Verband warnt vor politischer Blockade: Befugniserweiterung und Entbürokratisierung in der Pflege dürften nicht wegen finanzpolitischer Streitpunkte verzögert werden

Der Bundesverband Pflegemanagement drängt auf eine schnelle Umsetzung des Gesetzes zur Befugniserweiterung und Entbürokratisierung in der Pflege (BEEP). Hintergrund ist die Entscheidung des Bundesrates, das Gesetz aufgrund eines Änderungsantrags zur sogenannten Meistbegünstigungsklausel in den Vermittlungsausschuss zu überführen. Die Länder befürchten laut Verband Mindereinnahmen der Krankenhäuser in Höhe von rund 1,8 Milliarden Euro, sollten die Änderungen umgesetzt werden.

Der Bundesverband erkennt diese finanziellen Sorgen an, warnt jedoch ausdrücklich davor, dass ein für die Versorgungssicherheit zentraler Reformprozess ausgebremst werde. Die mit dem BEEP-Gesetz geplanten Kompetenzerweiterungen gelten nach Einschätzung des Verbandes als eines der wichtigsten Vorhaben zur Stärkung der beruflichen Pflege in Deutschland.

Wir erkennen die finanziellen Bedenken der Länder an – aber sie dürfen nicht dazu führen, dass eine überfällige und breit getragene Reform der Pflege erneut blockiert wird“, erklärte Sarah Lukuc, Vorstandsvorsitzende des Bundesverbandes Pflegemanagement. Die Verzögerung sei ein „fatales Signal an die Profession und an die Versorgungssicherheit im Land“.

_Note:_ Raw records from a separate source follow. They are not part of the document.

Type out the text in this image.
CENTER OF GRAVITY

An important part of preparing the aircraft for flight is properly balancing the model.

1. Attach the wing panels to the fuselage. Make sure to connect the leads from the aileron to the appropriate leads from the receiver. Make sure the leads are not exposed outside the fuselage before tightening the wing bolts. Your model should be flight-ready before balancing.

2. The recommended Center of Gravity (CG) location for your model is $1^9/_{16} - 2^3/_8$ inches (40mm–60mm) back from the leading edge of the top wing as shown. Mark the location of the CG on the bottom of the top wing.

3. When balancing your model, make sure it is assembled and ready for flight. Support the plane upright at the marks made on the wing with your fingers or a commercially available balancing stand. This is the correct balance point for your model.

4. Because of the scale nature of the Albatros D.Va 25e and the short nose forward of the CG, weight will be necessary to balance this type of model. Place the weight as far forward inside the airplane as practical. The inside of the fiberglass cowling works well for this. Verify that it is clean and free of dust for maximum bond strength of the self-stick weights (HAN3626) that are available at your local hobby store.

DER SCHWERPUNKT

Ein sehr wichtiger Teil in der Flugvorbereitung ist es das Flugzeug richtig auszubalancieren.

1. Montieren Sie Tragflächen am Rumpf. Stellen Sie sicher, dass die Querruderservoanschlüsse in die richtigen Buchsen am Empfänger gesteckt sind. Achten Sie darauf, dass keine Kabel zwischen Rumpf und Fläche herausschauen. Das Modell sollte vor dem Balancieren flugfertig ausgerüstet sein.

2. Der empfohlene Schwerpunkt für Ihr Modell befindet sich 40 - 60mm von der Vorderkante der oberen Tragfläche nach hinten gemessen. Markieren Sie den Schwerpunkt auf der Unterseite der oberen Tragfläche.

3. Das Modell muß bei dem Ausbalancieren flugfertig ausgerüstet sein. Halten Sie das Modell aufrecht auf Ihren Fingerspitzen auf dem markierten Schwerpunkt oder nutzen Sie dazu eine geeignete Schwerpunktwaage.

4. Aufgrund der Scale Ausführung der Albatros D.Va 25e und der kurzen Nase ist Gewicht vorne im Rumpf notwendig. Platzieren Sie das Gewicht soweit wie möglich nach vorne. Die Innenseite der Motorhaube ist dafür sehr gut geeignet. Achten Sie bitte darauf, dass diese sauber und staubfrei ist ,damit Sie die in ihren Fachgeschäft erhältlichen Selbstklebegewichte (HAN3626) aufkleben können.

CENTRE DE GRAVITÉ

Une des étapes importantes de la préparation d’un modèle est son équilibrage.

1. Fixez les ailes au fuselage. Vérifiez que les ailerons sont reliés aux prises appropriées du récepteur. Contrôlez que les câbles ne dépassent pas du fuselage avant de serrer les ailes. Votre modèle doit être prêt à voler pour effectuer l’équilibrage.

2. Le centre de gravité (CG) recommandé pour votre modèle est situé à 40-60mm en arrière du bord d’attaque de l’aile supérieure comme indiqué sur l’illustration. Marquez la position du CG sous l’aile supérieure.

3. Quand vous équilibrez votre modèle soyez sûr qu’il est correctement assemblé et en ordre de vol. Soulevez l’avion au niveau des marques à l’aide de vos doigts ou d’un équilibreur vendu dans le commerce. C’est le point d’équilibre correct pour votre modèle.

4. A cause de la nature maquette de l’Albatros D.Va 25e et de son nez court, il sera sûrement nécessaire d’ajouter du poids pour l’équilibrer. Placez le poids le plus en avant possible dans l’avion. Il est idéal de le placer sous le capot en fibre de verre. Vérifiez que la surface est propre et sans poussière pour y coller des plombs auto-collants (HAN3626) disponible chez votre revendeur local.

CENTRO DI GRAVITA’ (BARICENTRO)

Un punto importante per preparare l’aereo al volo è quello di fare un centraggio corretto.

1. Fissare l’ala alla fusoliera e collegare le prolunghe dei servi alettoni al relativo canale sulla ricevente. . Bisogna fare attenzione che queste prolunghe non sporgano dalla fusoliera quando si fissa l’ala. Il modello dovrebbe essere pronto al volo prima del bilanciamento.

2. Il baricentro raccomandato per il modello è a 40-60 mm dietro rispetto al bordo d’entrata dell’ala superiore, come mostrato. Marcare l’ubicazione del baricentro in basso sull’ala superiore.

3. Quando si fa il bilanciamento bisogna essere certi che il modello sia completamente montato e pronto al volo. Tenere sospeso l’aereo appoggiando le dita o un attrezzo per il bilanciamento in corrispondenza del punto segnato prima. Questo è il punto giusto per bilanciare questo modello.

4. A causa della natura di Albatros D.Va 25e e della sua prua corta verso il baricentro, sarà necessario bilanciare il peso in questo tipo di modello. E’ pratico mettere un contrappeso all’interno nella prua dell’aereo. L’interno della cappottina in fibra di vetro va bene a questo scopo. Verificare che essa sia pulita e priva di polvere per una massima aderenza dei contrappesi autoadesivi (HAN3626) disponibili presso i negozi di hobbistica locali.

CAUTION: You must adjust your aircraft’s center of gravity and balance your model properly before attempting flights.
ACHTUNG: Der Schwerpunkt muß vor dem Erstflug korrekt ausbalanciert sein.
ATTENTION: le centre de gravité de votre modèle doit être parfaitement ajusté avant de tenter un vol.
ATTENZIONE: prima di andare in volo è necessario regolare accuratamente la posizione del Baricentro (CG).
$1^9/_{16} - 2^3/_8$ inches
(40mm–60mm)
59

Kritisch sieht der Verband zudem das Vorgehen im Gesetzgebungsprozess: Ein sachfremder Änderungsantrag sei über ein Omnibusverfahren angehängt worden, wodurch die pflegerische Befugniserweiterung zum „politischen Spielball“ werde. Der Verband betont, dass sich die Pflege weiterhin in einer Versorgungskrise befinde; jede weitere Verzögerung verschärfe bestehende Engpässe und belaste die Teams zusätzlich.

Im Rahmen der Vorständekonferenz äußerten sämtliche Landesgruppen des Verbandes Geschlossenheit: Die Modernisierung pflegerischer Kompetenzen sei „nicht verhandelbar“ und müsse ohne weiteren Aufschub in Kraft treten.